Make Choice Simple

I’ve blogged before about my occasionally tormenting ‘Choice Paradox’.  I believe in two strands that at first glance may seem mutually exclusive.  At the one possible pole, I believe you can generate more sales by always thinking up one more product offering, yet at the other potential extreme, I also believe that by eliminating the decision trauma of multiple choices, you can also generate more sales.

The reality is that there’s no pure linearity between the two positions, so different circumstances allow for differing solutions.  Whereas I would be happy to make the generalisation that almost all salespeople keep the Alternative Close in high regard – the world after all is an easier place to inhabit when you can suggest “blue or red?” – the trick unsurprisingly is to nail the right solution to the relevant circumstance.

So I was intrigued to read two similar articles on a so-called music 2.0 blog I read connected with a web endeavour of mine.  From their ‘associate editor’  Kyle Bylin, hypebot report on an American professor, Barry Schwartz, and his latest work, The Paradox of Choice: Why More Is Less.  Here’s two wonderful examples of his thinking:

Here’s what we know happens when people are overloaded with choice. First, they get paralysed into indecision, and choose nothing. Second, if they do choose, they simplify the decision, either falling back on habit or choosing on the basis of what is easiest to evaluate ….

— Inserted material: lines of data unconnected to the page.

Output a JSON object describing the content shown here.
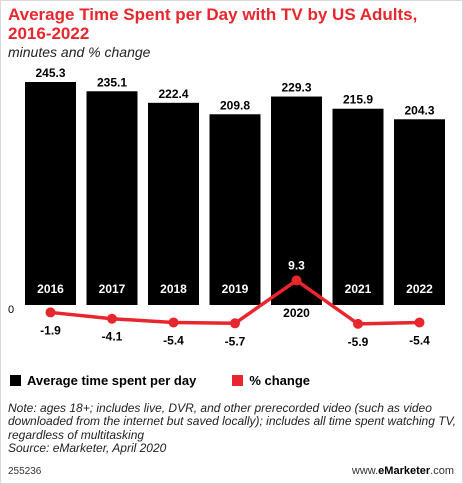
{
  "header": {
    "title": "Average Time Spent per Day with TV by US Adults, 2016-2022",
    "subtitle": "minutes and % change"
  },
  "chart_data": {
    "type": "bar",
    "categories": [
      "2016",
      "2017",
      "2018",
      "2019",
      "2020",
      "2021",
      "2022"
    ],
    "series": [
      {
        "name": "Average time spent per day",
        "type": "bar",
        "color": "#000000",
        "values": [
          245.3,
          235.1,
          222.4,
          209.8,
          229.3,
          215.9,
          204.3
        ],
        "labels": [
          "245.3",
          "235.1",
          "222.4",
          "209.8",
          "229.3",
          "215.9",
          "204.3"
        ]
      },
      {
        "name": "% change",
        "type": "line",
        "color": "#e8262e",
        "values": [
          -1.9,
          -4.1,
          -5.4,
          -5.7,
          9.3,
          -5.9,
          -5.4
        ],
        "labels": [
          "-1.9",
          "-4.1",
          "-5.4",
          "-5.7",
          "9.3",
          "-5.9",
          "-5.4"
        ]
      }
    ],
    "zero_label": "0",
    "grid": false,
    "legend_position": "bottom-left"
  },
  "legend": {
    "bar_label": "Average time spent per day",
    "line_label": "% change"
  },
  "footer": {
    "note": "Note: ages 18+; includes live, DVR, and other prerecorded video (such as video downloaded from the internet but saved locally); includes all time spent watching TV, regardless of multitasking",
    "source": "Source: eMarketer, April 2020",
    "chart_id": "255236",
    "brand_prefix": "www.",
    "brand_name": "eMarketer",
    "brand_suffix": ".com"
  }
}
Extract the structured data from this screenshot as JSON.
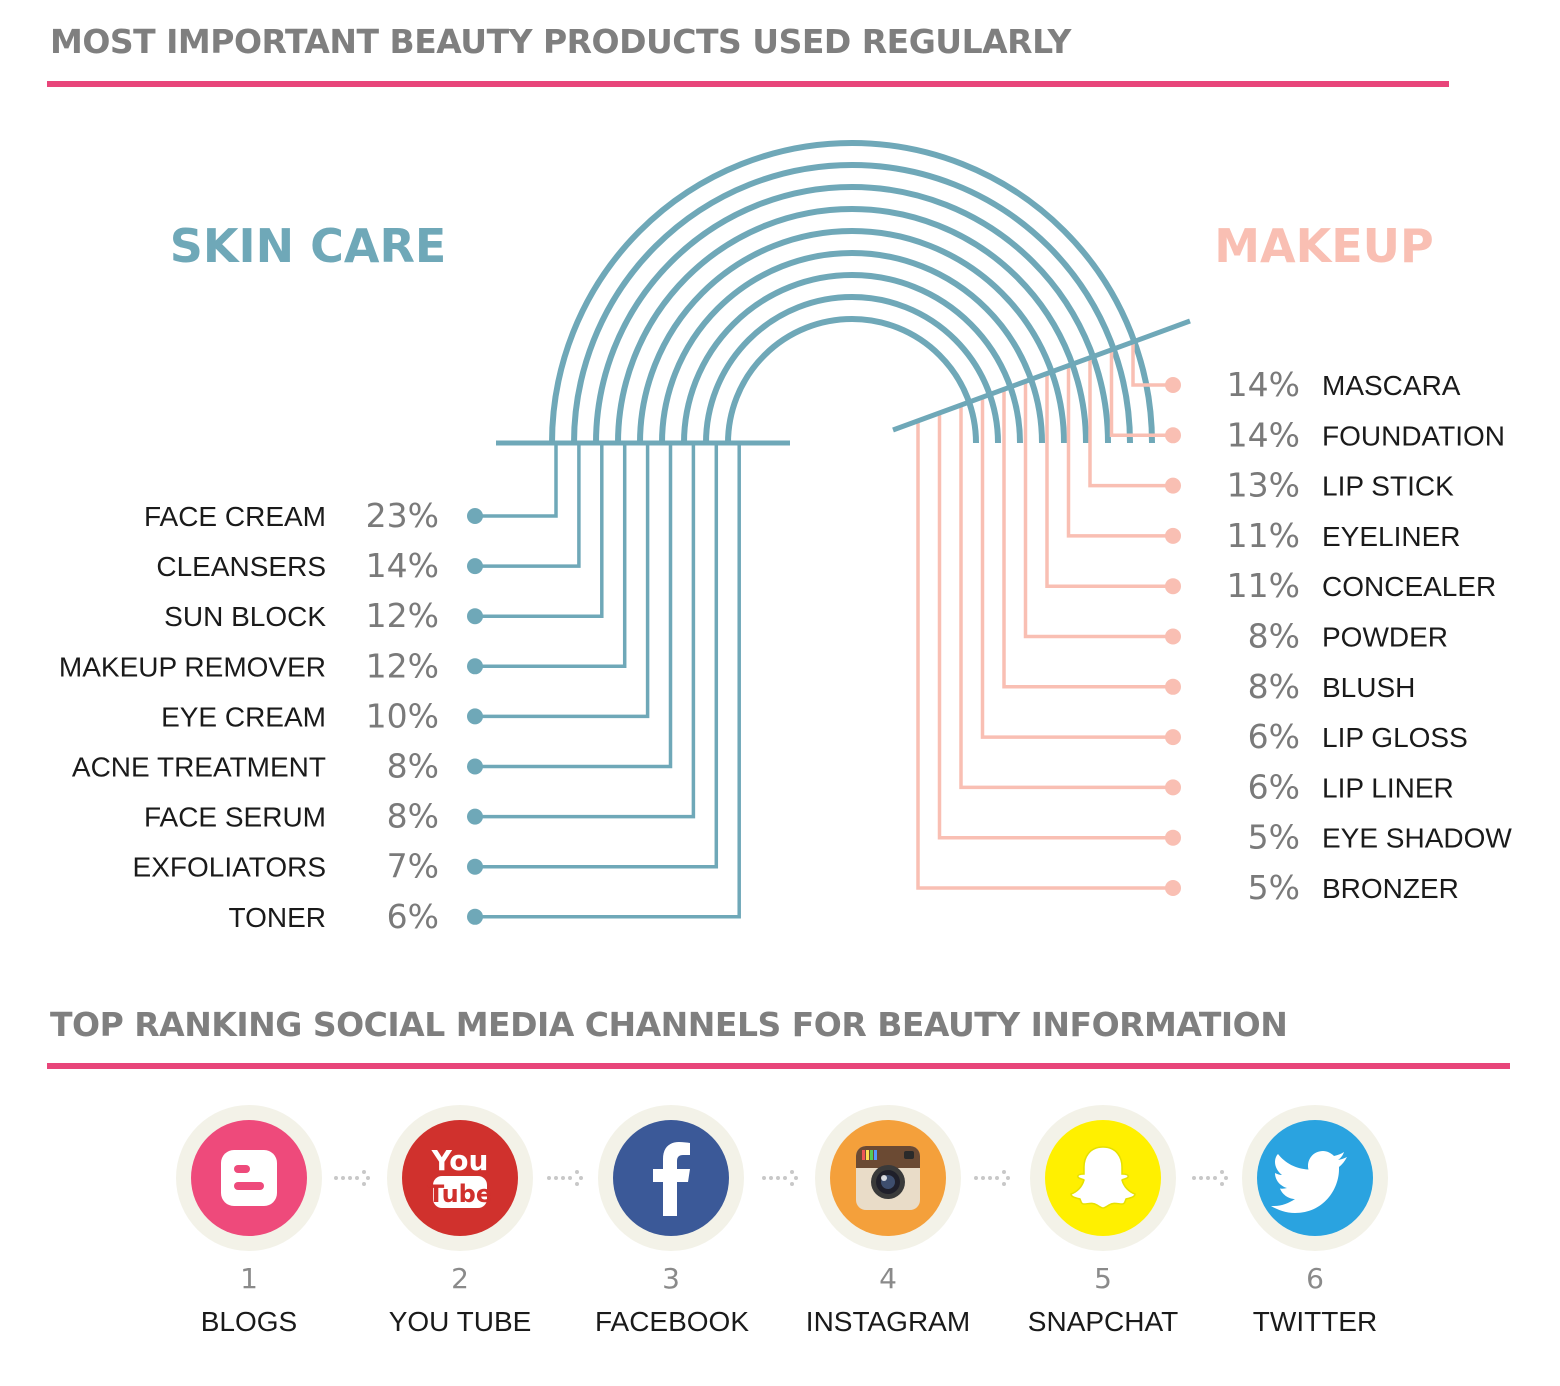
{
  "sections": {
    "products_title": "MOST IMPORTANT BEAUTY PRODUCTS USED REGULARLY",
    "social_title": "TOP RANKING SOCIAL MEDIA CHANNELS FOR BEAUTY INFORMATION"
  },
  "colors": {
    "skin_care": "#6fa8b8",
    "makeup": "#f9bfb3",
    "accent_rule": "#e8457a",
    "heading_gray": "#7f7f7f"
  },
  "chart_data": {
    "type": "bar",
    "title": "MOST IMPORTANT BEAUTY PRODUCTS USED REGULARLY",
    "unit": "%",
    "series": [
      {
        "name": "SKIN CARE",
        "categories": [
          "FACE CREAM",
          "CLEANSERS",
          "SUN BLOCK",
          "MAKEUP REMOVER",
          "EYE CREAM",
          "ACNE TREATMENT",
          "FACE SERUM",
          "EXFOLIATORS",
          "TONER"
        ],
        "values": [
          23,
          14,
          12,
          12,
          10,
          8,
          8,
          7,
          6
        ]
      },
      {
        "name": "MAKEUP",
        "categories": [
          "MASCARA",
          "FOUNDATION",
          "LIP STICK",
          "EYELINER",
          "CONCEALER",
          "POWDER",
          "BLUSH",
          "LIP GLOSS",
          "LIP LINER",
          "EYE SHADOW",
          "BRONZER"
        ],
        "values": [
          14,
          14,
          13,
          11,
          11,
          8,
          8,
          6,
          6,
          5,
          5
        ]
      }
    ]
  },
  "social": {
    "channels": [
      {
        "rank": "1",
        "name": "BLOGS",
        "icon": "blogger-icon",
        "color": "#ee4a7b"
      },
      {
        "rank": "2",
        "name": "YOU TUBE",
        "icon": "youtube-icon",
        "color": "#d0312d",
        "logo_top": "You",
        "logo_bottom": "Tube"
      },
      {
        "rank": "3",
        "name": "FACEBOOK",
        "icon": "facebook-icon",
        "color": "#3b5998"
      },
      {
        "rank": "4",
        "name": "INSTAGRAM",
        "icon": "instagram-icon",
        "color": "#f4a03b"
      },
      {
        "rank": "5",
        "name": "SNAPCHAT",
        "icon": "snapchat-icon",
        "color": "#fff000"
      },
      {
        "rank": "6",
        "name": "TWITTER",
        "icon": "twitter-icon",
        "color": "#2aa3e0"
      }
    ]
  }
}
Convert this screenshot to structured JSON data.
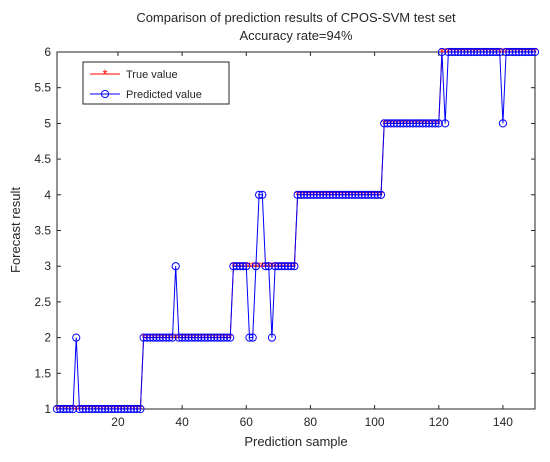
{
  "chart_data": {
    "type": "line",
    "title": "Comparison of prediction results of CPOS-SVM test set",
    "subtitle": "Accuracy rate=94%",
    "xlabel": "Prediction sample",
    "ylabel": "Forecast result",
    "xlim": [
      1,
      150
    ],
    "ylim": [
      1,
      6
    ],
    "x_ticks": [
      20,
      40,
      60,
      80,
      100,
      120,
      140
    ],
    "y_ticks": [
      1,
      1.5,
      2,
      2.5,
      3,
      3.5,
      4,
      4.5,
      5,
      5.5,
      6
    ],
    "grid": false,
    "legend_position": "top-left",
    "x": [
      1,
      2,
      3,
      4,
      5,
      6,
      7,
      8,
      9,
      10,
      11,
      12,
      13,
      14,
      15,
      16,
      17,
      18,
      19,
      20,
      21,
      22,
      23,
      24,
      25,
      26,
      27,
      28,
      29,
      30,
      31,
      32,
      33,
      34,
      35,
      36,
      37,
      38,
      39,
      40,
      41,
      42,
      43,
      44,
      45,
      46,
      47,
      48,
      49,
      50,
      51,
      52,
      53,
      54,
      55,
      56,
      57,
      58,
      59,
      60,
      61,
      62,
      63,
      64,
      65,
      66,
      67,
      68,
      69,
      70,
      71,
      72,
      73,
      74,
      75,
      76,
      77,
      78,
      79,
      80,
      81,
      82,
      83,
      84,
      85,
      86,
      87,
      88,
      89,
      90,
      91,
      92,
      93,
      94,
      95,
      96,
      97,
      98,
      99,
      100,
      101,
      102,
      103,
      104,
      105,
      106,
      107,
      108,
      109,
      110,
      111,
      112,
      113,
      114,
      115,
      116,
      117,
      118,
      119,
      120,
      121,
      122,
      123,
      124,
      125,
      126,
      127,
      128,
      129,
      130,
      131,
      132,
      133,
      134,
      135,
      136,
      137,
      138,
      139,
      140,
      141,
      142,
      143,
      144,
      145,
      146,
      147,
      148,
      149,
      150
    ],
    "series": [
      {
        "name": "True value",
        "color": "#ff0000",
        "marker": "asterisk",
        "values": [
          1,
          1,
          1,
          1,
          1,
          1,
          1,
          1,
          1,
          1,
          1,
          1,
          1,
          1,
          1,
          1,
          1,
          1,
          1,
          1,
          1,
          1,
          1,
          1,
          1,
          1,
          1,
          2,
          2,
          2,
          2,
          2,
          2,
          2,
          2,
          2,
          2,
          2,
          2,
          2,
          2,
          2,
          2,
          2,
          2,
          2,
          2,
          2,
          2,
          2,
          2,
          2,
          2,
          2,
          2,
          3,
          3,
          3,
          3,
          3,
          3,
          3,
          3,
          3,
          3,
          3,
          3,
          3,
          3,
          3,
          3,
          3,
          3,
          3,
          3,
          4,
          4,
          4,
          4,
          4,
          4,
          4,
          4,
          4,
          4,
          4,
          4,
          4,
          4,
          4,
          4,
          4,
          4,
          4,
          4,
          4,
          4,
          4,
          4,
          4,
          4,
          4,
          5,
          5,
          5,
          5,
          5,
          5,
          5,
          5,
          5,
          5,
          5,
          5,
          5,
          5,
          5,
          5,
          5,
          5,
          6,
          6,
          6,
          6,
          6,
          6,
          6,
          6,
          6,
          6,
          6,
          6,
          6,
          6,
          6,
          6,
          6,
          6,
          6,
          6,
          6,
          6,
          6,
          6,
          6,
          6,
          6,
          6,
          6,
          6
        ]
      },
      {
        "name": "Predicted value",
        "color": "#0000ff",
        "marker": "circle",
        "values": [
          1,
          1,
          1,
          1,
          1,
          1,
          2,
          1,
          1,
          1,
          1,
          1,
          1,
          1,
          1,
          1,
          1,
          1,
          1,
          1,
          1,
          1,
          1,
          1,
          1,
          1,
          1,
          2,
          2,
          2,
          2,
          2,
          2,
          2,
          2,
          2,
          2,
          3,
          2,
          2,
          2,
          2,
          2,
          2,
          2,
          2,
          2,
          2,
          2,
          2,
          2,
          2,
          2,
          2,
          2,
          3,
          3,
          3,
          3,
          3,
          2,
          2,
          3,
          4,
          4,
          3,
          3,
          2,
          3,
          3,
          3,
          3,
          3,
          3,
          3,
          4,
          4,
          4,
          4,
          4,
          4,
          4,
          4,
          4,
          4,
          4,
          4,
          4,
          4,
          4,
          4,
          4,
          4,
          4,
          4,
          4,
          4,
          4,
          4,
          4,
          4,
          4,
          5,
          5,
          5,
          5,
          5,
          5,
          5,
          5,
          5,
          5,
          5,
          5,
          5,
          5,
          5,
          5,
          5,
          5,
          6,
          5,
          6,
          6,
          6,
          6,
          6,
          6,
          6,
          6,
          6,
          6,
          6,
          6,
          6,
          6,
          6,
          6,
          6,
          5,
          6,
          6,
          6,
          6,
          6,
          6,
          6,
          6,
          6,
          6
        ]
      }
    ]
  }
}
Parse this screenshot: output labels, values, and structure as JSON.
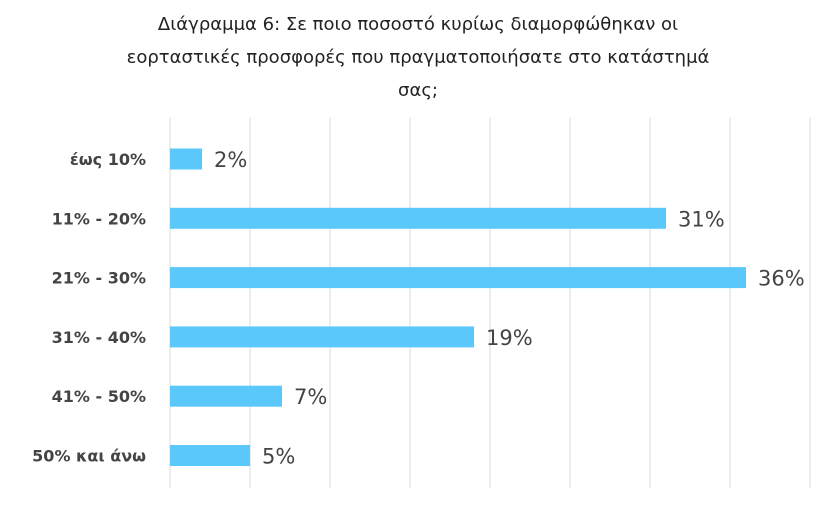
{
  "chart_data": {
    "type": "bar",
    "orientation": "horizontal",
    "title_lines": [
      "Διάγραμμα 6: Σε ποιο ποσοστό κυρίως διαμορφώθηκαν οι",
      "εορταστικές προσφορές που πραγματοποιήσατε στο κατάστημά",
      "σας;"
    ],
    "xlabel": "",
    "ylabel": "",
    "categories": [
      "έως 10%",
      "11% - 20%",
      "21% - 30%",
      "31% - 40%",
      "41% - 50%",
      "50% και άνω"
    ],
    "values": [
      2,
      31,
      36,
      19,
      7,
      5
    ],
    "value_labels": [
      "2%",
      "31%",
      "36%",
      "19%",
      "7%",
      "5%"
    ],
    "xlim": [
      0,
      40
    ],
    "grid": "vertical",
    "legend": "none",
    "bar_color": "#5BC8FB",
    "gridline_color": "#D9D9D9"
  }
}
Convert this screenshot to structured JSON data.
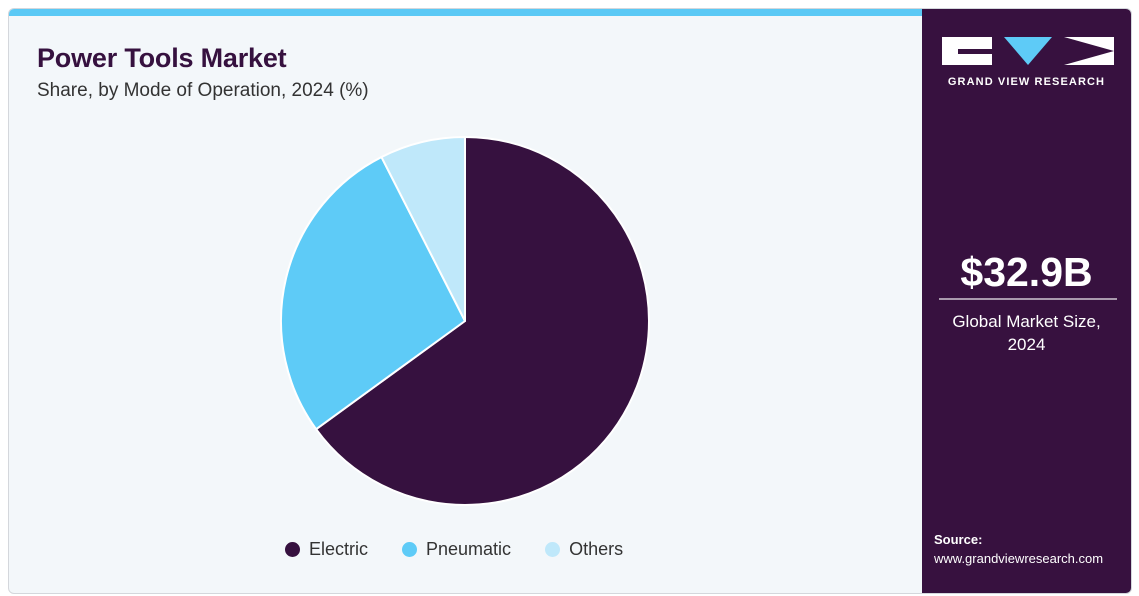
{
  "header": {
    "title": "Power Tools Market",
    "subtitle": "Share, by Mode of Operation, 2024 (%)"
  },
  "chart_data": {
    "type": "pie",
    "title": "Power Tools Market",
    "subtitle": "Share, by Mode of Operation, 2024 (%)",
    "categories": [
      "Electric",
      "Pneumatic",
      "Others"
    ],
    "values": [
      65,
      27.5,
      7.5
    ],
    "colors": [
      "#36113f",
      "#5ecbf7",
      "#bfe8fa"
    ],
    "legend_position": "bottom"
  },
  "sidebar": {
    "logo_text": "GRAND VIEW RESEARCH",
    "market_value": "$32.9B",
    "market_label_line1": "Global Market Size,",
    "market_label_line2": "2024",
    "source_title": "Source:",
    "source_url": "www.grandviewresearch.com"
  }
}
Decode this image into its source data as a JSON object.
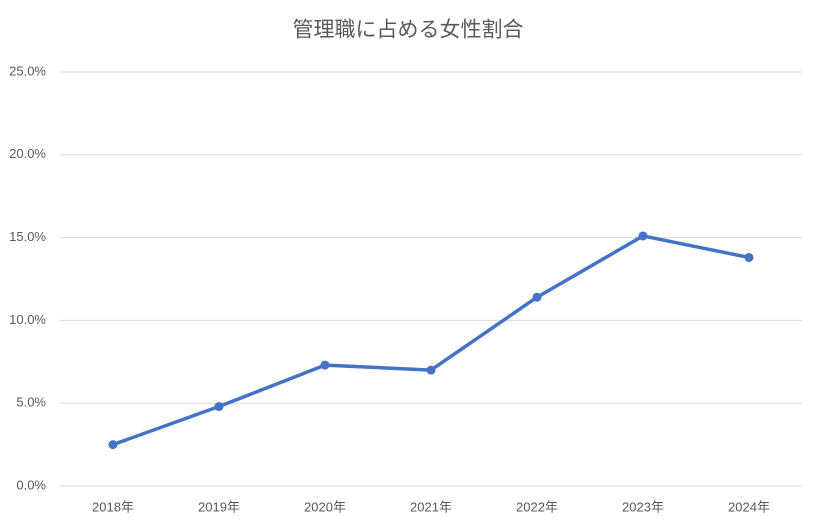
{
  "chart_data": {
    "type": "line",
    "title": "管理職に占める女性割合",
    "categories": [
      "2018年",
      "2019年",
      "2020年",
      "2021年",
      "2022年",
      "2023年",
      "2024年"
    ],
    "series": [
      {
        "name": "女性割合",
        "color": "#4472c4",
        "values": [
          2.5,
          4.8,
          7.3,
          7.0,
          11.4,
          15.1,
          13.8
        ]
      }
    ],
    "ylim": [
      0,
      25
    ],
    "yticks": [
      {
        "value": 0,
        "label": "0.0%"
      },
      {
        "value": 5,
        "label": "5.0%"
      },
      {
        "value": 10,
        "label": "10.0%"
      },
      {
        "value": 15,
        "label": "15.0%"
      },
      {
        "value": 20,
        "label": "20.0%"
      },
      {
        "value": 25,
        "label": "25.0%"
      }
    ],
    "grid": true
  }
}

.… if people overcome paralysis and do choose, they get less satisfaction from their choice than they would if the choice set was smaller. In part, they spend their time thinking about how another option would have been better.

Reduce the choices, and you make more sales.  It seems a clear message from him.  I wonder what he makes of my theory that by cheekily adding a premium, higher-priced, jumbo-type option in your Prop, you actually make more sales because you make the standard offering you’ve been plugging all along more attractive?  Any of us that have had to slave over detailed Proposals will know the merits of this approach.  (Digressing a touch I know, but perhaps he’d create a formula that works out the optimum number of choices you should make available given certain constraints.  Throw in to the mix variables like whether (and by how much) competitors are cheaper or dearer, the number of similar and dissimilar alternatives also vying for the spend, and the prospect propensity to buy from you, and you could envisage a formula giving you a number of options that you must offer!)

The other remarks that struck me on this were from Stumbling on Happiness, where Daniel Gilbert concludes that people generally imagine incorrectly what will make them happy and also tend to repeat the same errors.  Not only does this insight re-inforce the make-choice-simple mantra, but it also suggests a useful fear-uncertainty-doubt style objection handle to use when you’re trying to persuade a prospect to do something a little bit different or for the first time.